Il y a eu une mobilisation des internautes contre cette loi Hadopi, qu’ils considéraient comme un danger pour la liberté du net (comme la loi Loppsi 2 qui doit être examinée au Sénat à partir du 7 septembre, dans un silence médiatique assourdissant). Les parlementaires  européens, soutenus et informés par des internautes actifs, se sont opposés à cette loi. Il y a eu, donc, des succès répétés pour les opposants. Mais, à force, Hadopi est revenue, et a fini par passer dans l’indifférence ( ou plutôt l’épuisement) générale. La même chose s’est vue pour la réforme des lycées, qui a pourtant mobilisé les lycéens d’une façon absolument inattendue. Quant au Traité Constitutionnel européen
Cette méthode “On a compris, on vous a entendu, on annule”, qui est discrètement corrigée en “On reporte”, puis, dans les faits, ” On continue en faisant parler d’autre chose” et enfin par “C’est voté, mais on n’appliquera pas” et enfin “On applique, c’est la loi” est très efficace, si on se laisse duper ( cf deux articles : le premier, de Patricia Tourancheau, sur libération.fr du 6 mai à 0h, annonçant, comme d'autres que la loi sur la sécurité, qui aurait due être examinée au Sénat au printemps, était reportée : "La loi sur la sécurité, elle aussi reportée"; le deuxième, infirmant le premier, et précisant qu'elle serait examinée en septembre : Loppsi examinée en septembre au Sénat  AFP sur Lefigaro.fr du 6 mai 2010. D'ailleurs, on trouve sur le site du gouvernement la présentation, par Henri de Raincourt, du rapport du ministère des relations avec le Parlement qui évoque une saison parlementaire particulièrement riche. Pour trouver le texte, taper sur votre moteur de recherche Henri de Raincourt " Activité législative 2009-2010 : une session parlementaire très riche").
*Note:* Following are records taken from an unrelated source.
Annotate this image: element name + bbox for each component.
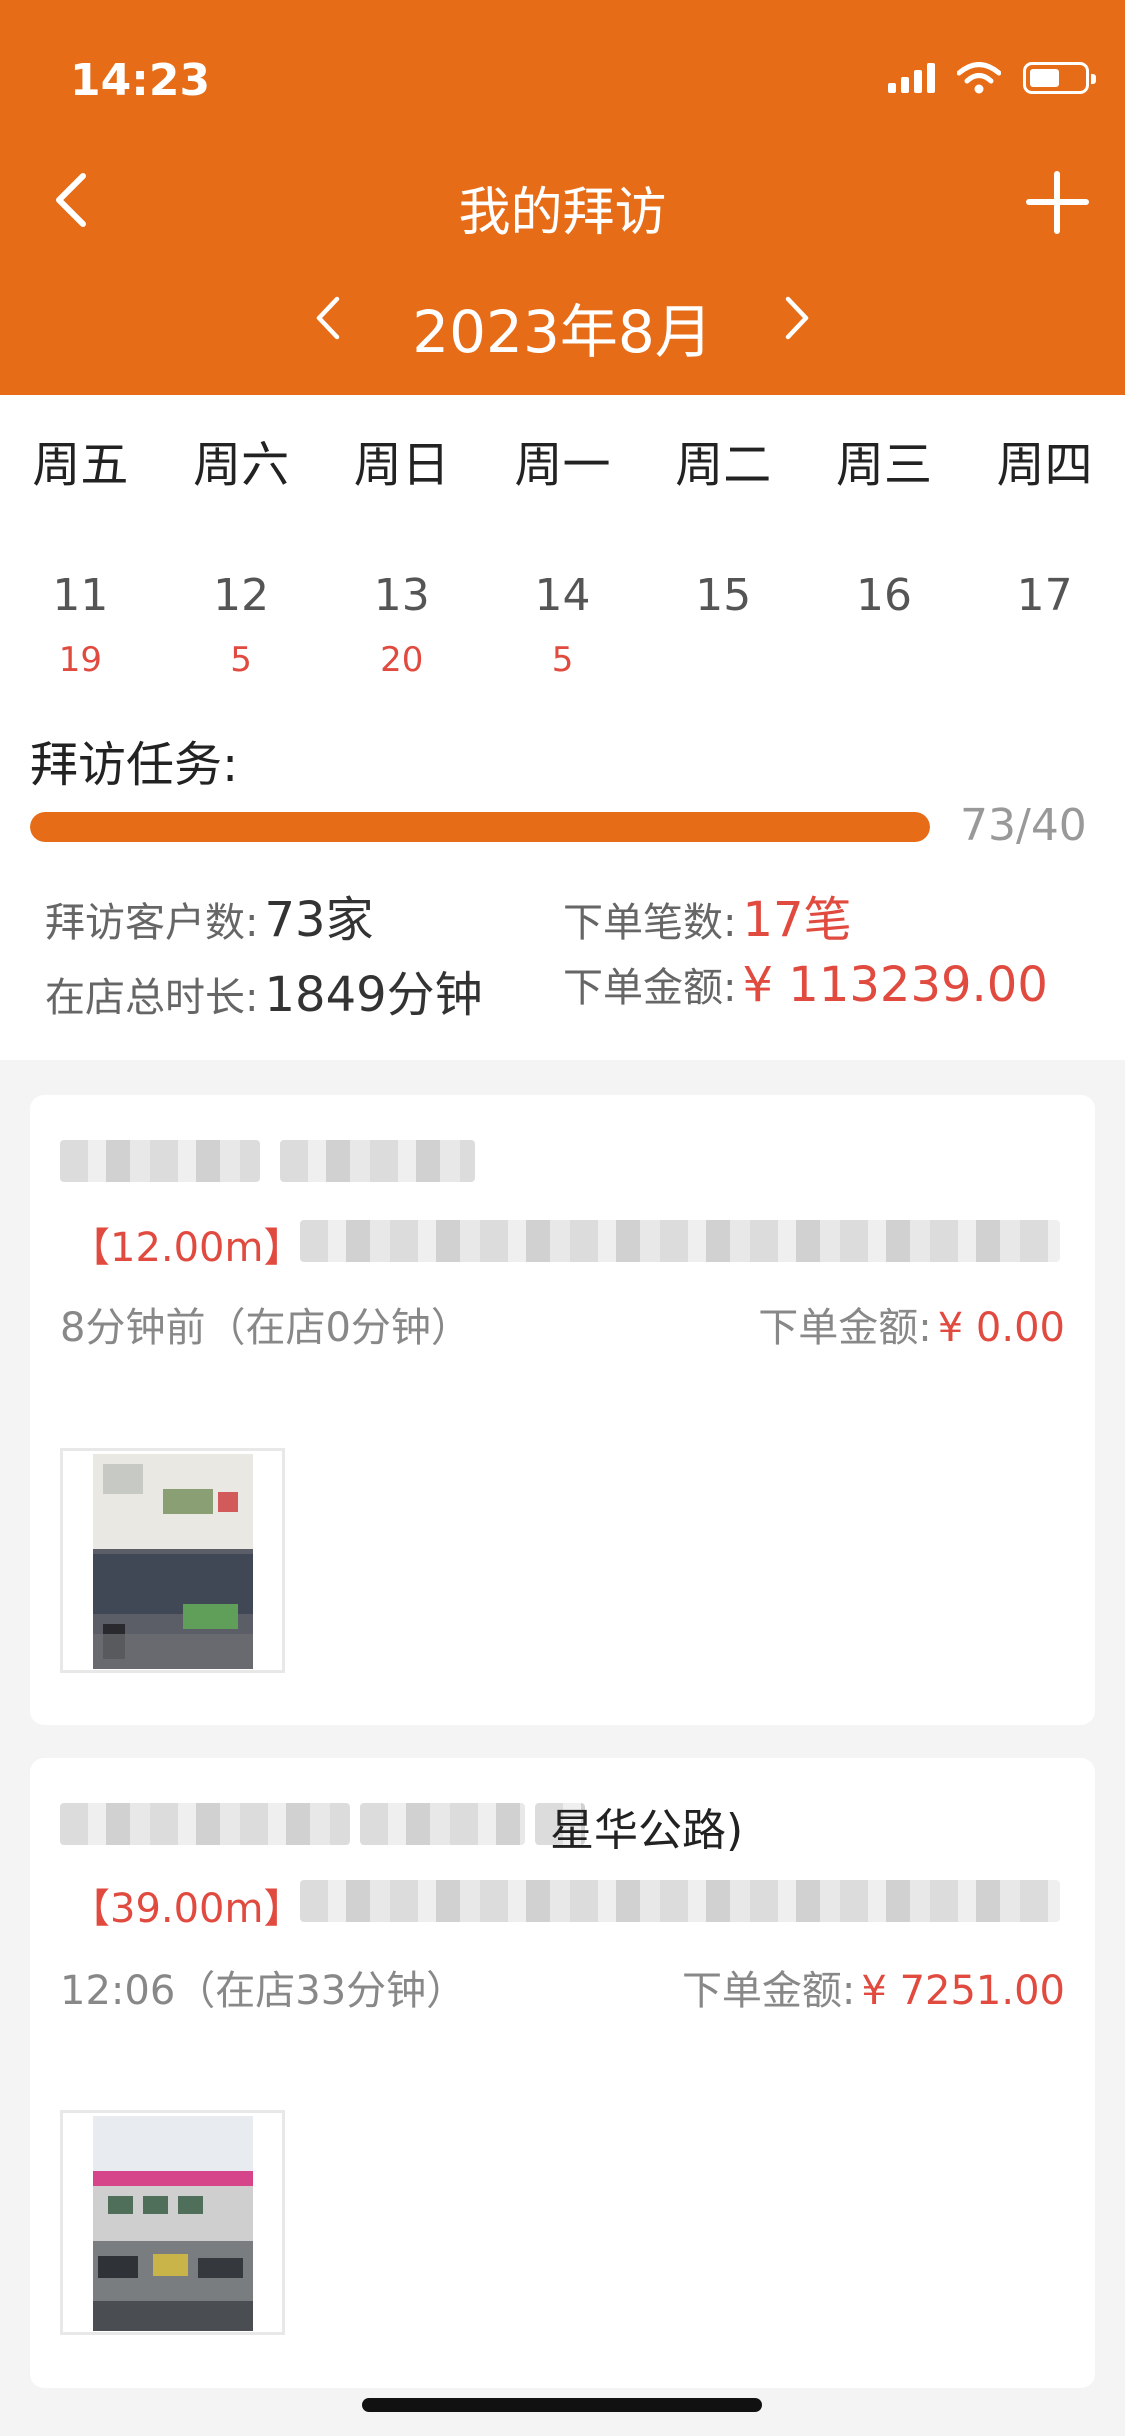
amount-value: ¥ 113239.00 xyxy=(742,957,1048,1013)
cellular-signal-icon xyxy=(888,63,935,93)
duration-value: 1849分钟 xyxy=(264,967,483,1023)
wifi-icon xyxy=(957,62,1001,94)
visit-card[interactable]: 星华公路) 【39.00m】 12:06（在店33分钟） 下单金额: ¥ 7251… xyxy=(30,1758,1095,2388)
visit-task-label: 拜访任务: xyxy=(30,737,239,793)
redacted-store-name xyxy=(60,1803,350,1845)
date-visit-count: 5 xyxy=(230,640,252,680)
date-cell[interactable]: 14 5 xyxy=(482,570,643,690)
visit-time-info: 8分钟前（在店0分钟） xyxy=(60,1305,471,1351)
date-visit-count: 5 xyxy=(551,640,574,680)
orders-stat: 下单笔数: 17笔 xyxy=(563,880,852,950)
date-number: 17 xyxy=(1016,570,1073,621)
status-icons xyxy=(888,62,1096,94)
calendar-panel: 周五 周六 周日 周一 周二 周三 周四 11 19 12 5 13 20 14… xyxy=(0,395,1125,1060)
next-month-icon[interactable] xyxy=(770,293,820,343)
visit-order-label: 下单金额: xyxy=(758,1305,932,1351)
customers-value: 73家 xyxy=(264,892,374,948)
redacted-store-name xyxy=(60,1140,260,1182)
redacted-store-name xyxy=(360,1803,525,1845)
visit-distance: 【12.00m】 xyxy=(70,1225,304,1271)
visit-progress-text: 73/40 xyxy=(960,800,1087,851)
weekday-label: 周日 xyxy=(353,437,450,493)
weekday-row: 周五 周六 周日 周一 周二 周三 周四 xyxy=(0,425,1125,495)
storefront-photo xyxy=(93,1454,253,1669)
visit-order-amount: ¥ 7251.00 xyxy=(861,1968,1065,2014)
date-cell[interactable]: 15 xyxy=(643,570,804,690)
weekday-label: 周五 xyxy=(32,437,129,493)
visit-time-info: 12:06（在店33分钟） xyxy=(60,1968,467,2014)
weekday-label: 周六 xyxy=(193,437,290,493)
date-cell[interactable]: 11 19 xyxy=(0,570,161,690)
date-visit-count xyxy=(643,640,804,690)
date-number: 12 xyxy=(213,570,270,621)
weekday-label: 周一 xyxy=(514,437,611,493)
visit-progress-fill xyxy=(30,812,930,842)
date-number: 13 xyxy=(373,570,430,621)
date-cell[interactable]: 16 xyxy=(804,570,965,690)
page-title: 我的拜访 xyxy=(458,183,667,243)
date-cell[interactable]: 13 20 xyxy=(321,570,482,690)
date-visit-count xyxy=(964,640,1125,690)
visit-distance: 【39.00m】 xyxy=(70,1886,304,1932)
visit-order-label: 下单金额: xyxy=(681,1968,856,2014)
visit-order: 下单金额: ¥ 0.00 xyxy=(758,1295,1065,1353)
visit-order-amount: ¥ 0.00 xyxy=(937,1305,1065,1351)
duration-label: 在店总时长: xyxy=(45,975,259,1021)
date-visit-count: 19 xyxy=(58,640,102,680)
orders-value: 17笔 xyxy=(742,892,852,948)
amount-label: 下单金额: xyxy=(563,965,737,1011)
battery-icon xyxy=(1023,62,1096,94)
weekday-label: 周四 xyxy=(996,437,1093,493)
storefront-photo xyxy=(93,2116,253,2331)
visit-photo[interactable] xyxy=(60,1448,285,1673)
weekday-label: 周二 xyxy=(675,437,772,493)
visit-order: 下单金额: ¥ 7251.00 xyxy=(682,1958,1065,2016)
month-label: 2023年8月 xyxy=(412,298,713,366)
redacted-address xyxy=(300,1880,1060,1922)
date-row: 11 19 12 5 13 20 14 5 15 16 17 xyxy=(0,570,1125,690)
date-number: 16 xyxy=(855,570,912,621)
duration-stat: 在店总时长: 1849分钟 xyxy=(45,955,483,1025)
redacted-store-name xyxy=(280,1140,475,1182)
amount-stat: 下单金额: ¥ 113239.00 xyxy=(563,955,1048,1013)
visit-store-name-suffix: 星华公路) xyxy=(550,1805,744,1856)
date-cell[interactable]: 12 5 xyxy=(161,570,322,690)
visit-card[interactable]: 【12.00m】 8分钟前（在店0分钟） 下单金额: ¥ 0.00 xyxy=(30,1095,1095,1725)
redacted-address xyxy=(300,1220,1060,1262)
date-number: 11 xyxy=(52,570,109,621)
date-cell[interactable]: 17 xyxy=(964,570,1125,690)
header: 14:23 我的拜访 2023年8月 xyxy=(0,0,1125,395)
plus-icon[interactable] xyxy=(1020,165,1095,240)
date-number: 15 xyxy=(695,570,752,621)
status-time: 14:23 xyxy=(70,55,211,106)
date-number: 14 xyxy=(534,570,591,621)
status-bar: 14:23 xyxy=(0,0,1125,150)
customers-stat: 拜访客户数: 73家 xyxy=(45,880,374,950)
nav-bar: 我的拜访 xyxy=(0,150,1125,260)
weekday-label: 周三 xyxy=(835,437,932,493)
visit-photo[interactable] xyxy=(60,2110,285,2335)
month-selector: 2023年8月 xyxy=(0,275,1125,366)
date-visit-count: 20 xyxy=(380,640,424,680)
home-indicator xyxy=(362,2398,762,2412)
date-visit-count xyxy=(804,640,965,690)
orders-label: 下单笔数: xyxy=(563,900,737,946)
customers-label: 拜访客户数: xyxy=(45,900,259,946)
visit-progress-bar xyxy=(30,812,930,842)
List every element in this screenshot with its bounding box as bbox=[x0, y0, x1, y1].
Cette méthode est efficace surtout pour démobiliser les citoyens qui sont de plus en plus persuadés que l’on ne peut pas arrêter la machine législative, malgré des mobilisations importantes. A moins de faire la révolution, ce que personne ne souhaite.


Se soumettre ou aller trop loin ?
Et ce n’est pas pour rien que nous sommes, pour la plupart d’entre nous, coincés, pour penser l’opposition, dans une alternative insoluble, entre une acceptation contraire à nos principes, et le risque d’une révolution ou d’une guerre civile, porteuse de graves troubles à l’ordre public que nous ne souhaitons pas. Or, cette façon de voir les choses est erronée. La réalité n’est pas bicolore mais bigarrée : les pensées simples, sont souvent fausses.
Je pense que cette pensée binaire : c’est ça ou ça, est le fruit d’une communication d'emprise qui nous est faite depuis des années. Par exemple, presque toute la gauche a abandonné l’idée marxiste de la lutte des classes, comme si penser en ces termes voulait dire que l’on promouvait la dictature du prolétariat et le totalitarisme soviétique. Sous le prétexte que les “révolutions socialistes” ont été sanglantes et totalitaires, il a été inculqué, par répétitions successives, que penser “lutte des classes”, équivalait à penser “dictature du prolétariat”, et impliquait donc le fait de souhaiter la faillite des valeurs de liberté et d’égalité de notre constitution. Donc, peu de personnes osent prononcer le terme de lutte des classes, et, donc, de le penser. D’ailleurs on a du mal à trouver un terme unissant la finance internationale et les dirigeants de grands groupes, alors que le terme de “capital” est maintenant tabou. D’ailleurs on peut dire “je ne suis pas communiste, mais…” comme on peut dire “Je ne suis pas féministe, mais…”. Mais pourquoi ne pourrait-on pas être féministe ou communiste ? L’augmentation éhontée des écarts de salaires entre les plus riches et les plus pauvres est une réalité tangible et mesurée. Alors, pas de classes sociales ? On ne parle que de la classe moyenne, alors que celle-ci s’effiloche en se tendant vers ces extrêmes… Et, par rapport à cette radicalisation de l’écart entre les riches et les pauvres, pas de lutte ?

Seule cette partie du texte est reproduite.